Jean-Michel Truong répond dans ses livres. Dans
le Successeur de pierre, un pape du futur affirme
: "Peu importait la surpopulation et ses conséquences
dramatiques - violences, famines, épidémies,
exodes massifs de population -, l'essentiel pour nous
était de préserver un pool génétique
assez nombreux et diversifié pour être
indestructible."
Ce
roman SF prend pour argument la découverte d'un
manuscrit caché, la bulle de Pierre, qui intime
aux papes l'ordre de favoriser le développement
anarchique de la vie pour que, l'heure venue, l'homme
soit à même de passer le témoin
à la machine intelligente, son "successeur
de pierre" chargé de faire perdurer la vie
à la mort du soleil. D'où une nouvelle
question : Jean-Michel Truong - psychologue et philosophe
de formation, fondateur de Cognitech, la première
boîte européenne à travailler sur
l'intelligence artificielle au début des années
80 - abuse-t-il de cônes qui font partir en vrille
? Non : il fait la part entre la fiction et la science.
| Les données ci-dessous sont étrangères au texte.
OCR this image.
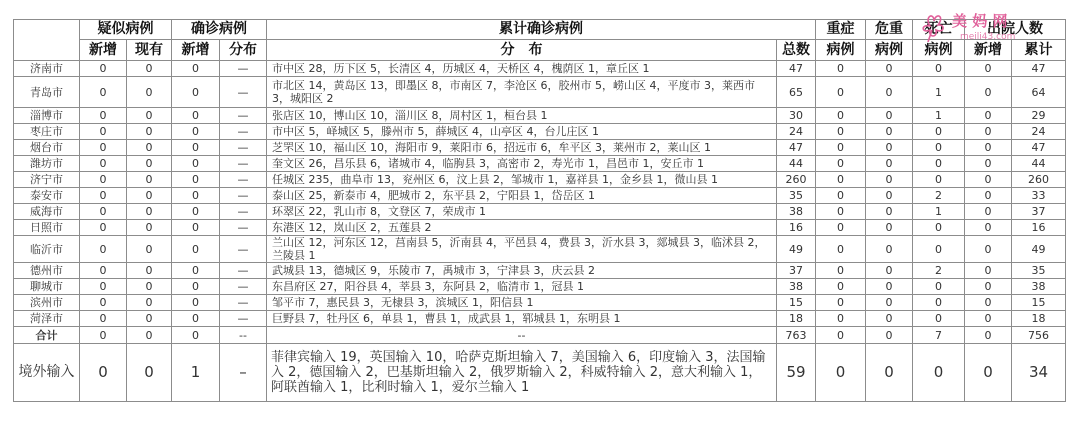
	疑似病例		确诊病例		累计确诊病例		重症	危重	死亡	出院人数	
	新增	现有	新增	分布	分　布	总数	病例	病例	病例	新增	累计
济南市	0	0	0	—	市中区 28，历下区 5，长清区 4，历城区 4，天桥区 4，槐荫区 1，章丘区 1	47	0	0	0	0	47
青岛市	0	0	0	—	市北区 14，黄岛区 13，即墨区 8，市南区 7，李沧区 6，胶州市 5，崂山区 4，平度市 3，莱西市 3，城阳区 2	65	0	0	1	0	64
淄博市	0	0	0	—	张店区 10，博山区 10，淄川区 8，周村区 1，桓台县 1	30	0	0	1	0	29
枣庄市	0	0	0	—	市中区 5，峄城区 5，滕州市 5，薛城区 4，山亭区 4，台儿庄区 1	24	0	0	0	0	24
烟台市	0	0	0	—	芝罘区 10，福山区 10，海阳市 9，莱阳市 6，招远市 6，牟平区 3，莱州市 2，莱山区 1	47	0	0	0	0	47
潍坊市	0	0	0	—	奎文区 26，昌乐县 6，诸城市 4，临朐县 3，高密市 2，寿光市 1，昌邑市 1，安丘市 1	44	0	0	0	0	44
济宁市	0	0	0	—	任城区 235，曲阜市 13，兖州区 6，汶上县 2，邹城市 1，嘉祥县 1，金乡县 1，微山县 1	260	0	0	0	0	260
泰安市	0	0	0	—	泰山区 25，新泰市 4，肥城市 2，东平县 2，宁阳县 1，岱岳区 1	35	0	0	2	0	33
威海市	0	0	0	—	环翠区 22，乳山市 8，文登区 7，荣成市 1	38	0	0	1	0	37
日照市	0	0	0	—	东港区 12，岚山区 2，五莲县 2	16	0	0	0	0	16
临沂市	0	0	0	—	兰山区 12，河东区 12，莒南县 5，沂南县 4，平邑县 4，费县 3，沂水县 3，郯城县 3，临沭县 2，兰陵县 1	49	0	0	0	0	49
德州市	0	0	0	—	武城县 13，德城区 9，乐陵市 7，禹城市 3，宁津县 3，庆云县 2	37	0	0	2	0	35
聊城市	0	0	0	—	东昌府区 27，阳谷县 4，莘县 3，东阿县 2，临清市 1，冠县 1	38	0	0	0	0	38
滨州市	0	0	0	—	邹平市 7，惠民县 3，无棣县 3，滨城区 1，阳信县 1	15	0	0	0	0	15
菏泽市	0	0	0	—	巨野县 7，牡丹区 6，单县 1，曹县 1，成武县 1，郓城县 1，东明县 1	18	0	0	0	0	18
合计	0	0	0	--	--	763	0	0	7	0	756
境外输入	0	0	1	–	菲律宾输入 19，英国输入 10，哈萨克斯坦输入 7，美国输入 6，印度输入 3，法国输入 2，德国输入 2，巴基斯坦输入 2，俄罗斯输入 2，科威特输入 2，意大利输入 1，阿联酋输入 1，比利时输入 1，爱尔兰输入 1	59	0	0	0	0	34
美 妈 网
meili43.com
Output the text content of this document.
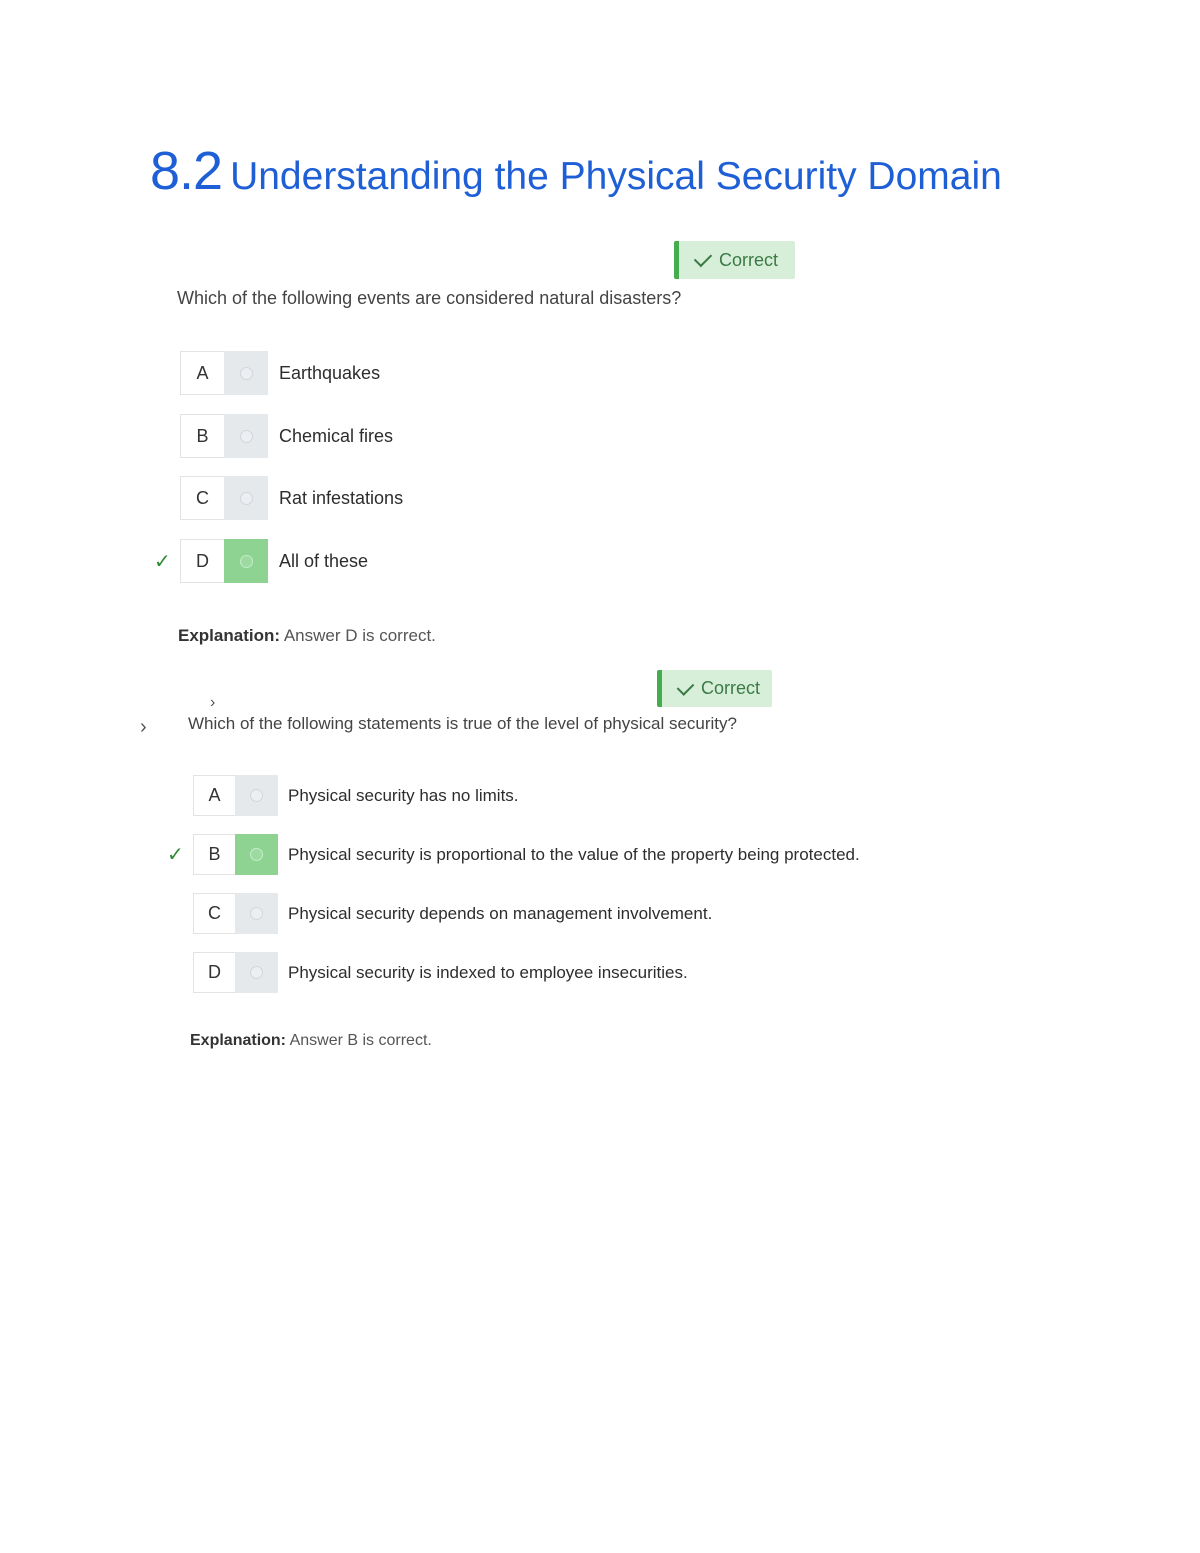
8.2 Understanding the Physical Security Domain
Correct
Which of the following events are considered natural disasters?
A	Earthquakes
B	Chemical fires
C	Rat infestations
✓	D	All of these
Explanation: Answer D is correct.
Correct
›
› Which of the following statements is true of the level of physical security?
A	Physical security has no limits.
✓	B	Physical security is proportional to the value of the property being protected.
C	Physical security depends on management involvement.
D	Physical security is indexed to employee insecurities.
Explanation: Answer B is correct.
Dans Totalement inhumaine, il étaye sa
réflexion par un appareil critique de plus de
deux cents références bibliographiques
qui vont de Nietzsche à Bourdieu et des biologistes
Darwin et Dawkins aux mathématiciens Turing et
Von Neumann... N'en jette plus, Jean-Michel : la chose
a l'air sérieuse, on t'interviewe.
PAS
"TERMINATOR", "MATRIX"
"L'idée
que l'on pourra cloner le cerveau humain sur une machine
(comme l'imaginaient Husserl et Wittgenstein) est une
illusion... L'intelligence naît de la vie, c'est
un processus long qui amènera la vie artificielle
à forger sa propre intelligence. Elle n'aura
que très peu de points communs avec la nôtre.
Depuis la Seconde Guerre mondiale et l'invention des
premiers calculateurs automatiques, la vie artificielle
se développe. Les choses se sont emballées
avec l'apparition d'Internet qui offre aux morceaux
de programmes informatiques (les e-gènes) la
possibilité d'une sexualité, c'est-à-dire
de ne plus simplement se copier, mais de transiter de
machine en machine, de se métisser, de muter
d'une génération à l'autre. Ce
processus accouchera à terme d'une intelligence
artificielle. Non pas de machines intelligentes, mais
d'une Créature dont les machines interconnectées
(ordinateurs, serveurs, robots...) seront l'habitat
naturel."
Pour autant, Truong réfute les scénarios
catastrophes à la Terminator. "Cette
Créature, ce Successeur, n'aura pas de ressentiment
pour l'homme, l'homme lui est indifférent. Il
veut, au pire, le chepteliser (comme dans Matrix,
NDLR). Au mieux, vivre en symbiose avec lui."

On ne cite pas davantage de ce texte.